Tous les artistes avec lesquels Gilles Latulippe faisait affaire étaient de la vieille école, celle où une parole vaut autant qu'un document signé et souvent, les contrats étaient faits verbalement. Pour l'Etat comme pour l'Union des Artistes, le burlesque n'était pas considéré comme un art digne d'intérêt jusqu'au jour où l'UdA, en 1976, décida d'aller réclamer le 6% de cotisation qui lui aurait soit-disant été dû. L'UdA reprochait notamment au Variétés de ne pas payer le tarif de base à ses comédiens, de ne pas leur donner accès à la caisse de retraite et au droit de grief. Mais ironiquement, sans le Variétés, nombre de ces artistes auraient été sans emploi et sans ressources car non éligible à la caisse de retraite de l'UdA. Gilles Latulippe et les patrons de cabarets signèrent une lettre déclarant qu'ils n'étaient en aucun cas sous la législation du l'UdA et qu'ils refusaient par conséquent de reconnaître les contrats officiels fournis par celle-ci. Plus que les cabarets, c'est surtout le Théâtre des Variétés qui était visé par ces démarches.
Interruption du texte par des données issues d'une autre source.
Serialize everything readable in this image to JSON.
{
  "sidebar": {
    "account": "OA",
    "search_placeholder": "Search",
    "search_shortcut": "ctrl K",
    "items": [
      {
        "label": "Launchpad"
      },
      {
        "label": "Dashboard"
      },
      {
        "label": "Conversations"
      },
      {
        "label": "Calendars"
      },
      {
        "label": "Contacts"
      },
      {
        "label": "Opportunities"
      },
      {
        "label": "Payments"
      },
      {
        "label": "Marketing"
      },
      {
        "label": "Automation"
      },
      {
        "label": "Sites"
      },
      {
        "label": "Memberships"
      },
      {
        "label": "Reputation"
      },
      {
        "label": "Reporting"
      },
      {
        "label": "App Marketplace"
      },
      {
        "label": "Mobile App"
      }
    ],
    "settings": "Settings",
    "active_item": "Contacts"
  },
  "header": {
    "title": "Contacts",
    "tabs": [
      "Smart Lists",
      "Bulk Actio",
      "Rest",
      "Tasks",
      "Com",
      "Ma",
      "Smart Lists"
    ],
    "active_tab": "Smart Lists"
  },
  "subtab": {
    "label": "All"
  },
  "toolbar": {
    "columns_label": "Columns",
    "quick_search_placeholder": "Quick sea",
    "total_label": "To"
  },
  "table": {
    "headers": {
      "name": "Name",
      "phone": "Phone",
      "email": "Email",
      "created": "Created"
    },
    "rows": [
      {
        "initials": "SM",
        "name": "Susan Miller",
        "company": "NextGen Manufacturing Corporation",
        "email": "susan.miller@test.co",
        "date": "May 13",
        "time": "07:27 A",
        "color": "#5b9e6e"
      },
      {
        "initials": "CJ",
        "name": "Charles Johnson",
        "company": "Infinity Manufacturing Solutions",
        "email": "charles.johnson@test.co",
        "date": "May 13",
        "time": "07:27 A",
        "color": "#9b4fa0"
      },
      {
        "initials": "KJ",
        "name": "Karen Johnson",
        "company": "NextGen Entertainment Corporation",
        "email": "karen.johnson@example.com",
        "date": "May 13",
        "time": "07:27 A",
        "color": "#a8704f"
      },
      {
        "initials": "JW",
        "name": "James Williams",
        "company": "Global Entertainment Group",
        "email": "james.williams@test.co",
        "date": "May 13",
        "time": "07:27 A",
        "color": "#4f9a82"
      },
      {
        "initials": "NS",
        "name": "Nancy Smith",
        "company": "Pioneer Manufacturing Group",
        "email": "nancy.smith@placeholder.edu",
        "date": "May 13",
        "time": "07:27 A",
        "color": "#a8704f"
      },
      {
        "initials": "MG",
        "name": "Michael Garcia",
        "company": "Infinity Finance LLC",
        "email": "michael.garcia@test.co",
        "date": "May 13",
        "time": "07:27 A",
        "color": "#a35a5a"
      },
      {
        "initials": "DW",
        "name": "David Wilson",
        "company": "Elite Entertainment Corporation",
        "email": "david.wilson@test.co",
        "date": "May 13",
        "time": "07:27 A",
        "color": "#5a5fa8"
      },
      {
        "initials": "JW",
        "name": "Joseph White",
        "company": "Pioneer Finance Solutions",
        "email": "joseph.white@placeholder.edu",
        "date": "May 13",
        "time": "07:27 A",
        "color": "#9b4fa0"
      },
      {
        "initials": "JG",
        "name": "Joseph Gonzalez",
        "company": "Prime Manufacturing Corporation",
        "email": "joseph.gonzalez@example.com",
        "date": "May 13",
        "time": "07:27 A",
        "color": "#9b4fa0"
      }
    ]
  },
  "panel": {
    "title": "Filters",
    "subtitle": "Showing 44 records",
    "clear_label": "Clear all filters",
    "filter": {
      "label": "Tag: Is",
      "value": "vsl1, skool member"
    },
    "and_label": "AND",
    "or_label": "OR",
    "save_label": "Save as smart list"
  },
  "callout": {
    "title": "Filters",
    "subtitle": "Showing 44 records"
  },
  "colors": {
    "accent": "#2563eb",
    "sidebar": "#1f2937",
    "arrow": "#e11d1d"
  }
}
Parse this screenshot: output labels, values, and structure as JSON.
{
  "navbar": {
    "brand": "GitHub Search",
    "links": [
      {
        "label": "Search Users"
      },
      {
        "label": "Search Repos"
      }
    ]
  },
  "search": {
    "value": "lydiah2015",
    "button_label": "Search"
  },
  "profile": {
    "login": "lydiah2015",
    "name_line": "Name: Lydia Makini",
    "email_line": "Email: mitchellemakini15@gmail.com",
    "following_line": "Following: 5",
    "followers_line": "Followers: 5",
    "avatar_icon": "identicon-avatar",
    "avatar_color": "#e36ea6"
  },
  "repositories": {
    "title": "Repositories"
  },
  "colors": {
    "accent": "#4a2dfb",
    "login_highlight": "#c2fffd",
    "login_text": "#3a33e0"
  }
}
La plupart des artistes de variétés, ceux que l'Union avait jusqu'alors snobé, se regroupèrent derrière Latulippe pour faire front commun contre l'UdA. Une guerre de procédure qui allait s'éterniser était dès lors engagée. 

 

Si Latulippe refuse la juridiction de l'UdA dans son théâtre, il n'est pas le seul. Mais il est le seul sur qui l'UdA s'est acharné!

 

En janvier 1985, finalement un accord est conclu: il se conformera aux règles de l'UdA pour le théâtre, mais pas pour les spectacles de variétés. L'UdA déclare alors que les contrats signés avant le 29 janvier ne sont plus valides et que les artistes doivent signer de nouveaux contrats qui respectent l'entente. L'UdA lance un ultimatum à Latulippe: ou les comédiens signent de nouveaux contrats, ou les artistes ne joueront pas. A l'affiche, la pièce "Poivre et Sel" est donc interrompue. A son tour, Latulippe fait appel aux tribunaux et pour avoir le droit de présenter ses spectacles. Le juge Charles Gonthier force l'UdA à cesser d'inciter ses membres à ne pas respecter les contrats signés avec Gilles Latulippe. La comédie "Poivre et Sel" a été jouée 11 fois sur les 46 prévues. Denise Proulx et Robert Rivard, deux ardents syndicalistes, en faisaient partie. Je vous laisse imaginer la belle ambiance qui régnait sur scène et en coulisses! D'ailleurs, on ne les revit plus dans la série télévisée du même nom. Janine Sutto, elle, a toujours été du bord de Gilles. Hélas, la revue de Guilda qui devait prendre l'affiche pour trois mois a dû être annulée. 

 

Gilles a poursuivi l'UdA en dommage et intérêts et a finalement eu gain de cause en 1990 devant la Cour Supérieure. Selon le juge Rouleau, l'UdA n'avait pas le droit d'agir de la sorte, estimant qu'elle a joué sur deux plans à la fois, se faisant juge et partie dans ce litige. Le juge condamne l'UdA a payé 261000$ à Gilles Latulippe.

 

Je ne suis pas certaine de la suite, s'il y a eu appel ou non de la part de l'UdA. Mais en bout de ligne, Gilles a gagné sa cause et l'Union a payé ce qu'elle devait. En 2014, Gilles me disait que certains lui en parlait encore comme s'il avait perdu sa cause et il me disait qu'il voulait écrire quelque chose pour ce site, pour mettre les choses au clair. Malheureusement, il n'en a pas eu le temps. Alors je tenais à le faire pour lui.

 

Gilles Latulippe a gagné contre l'UdA, qu'on se le dise!!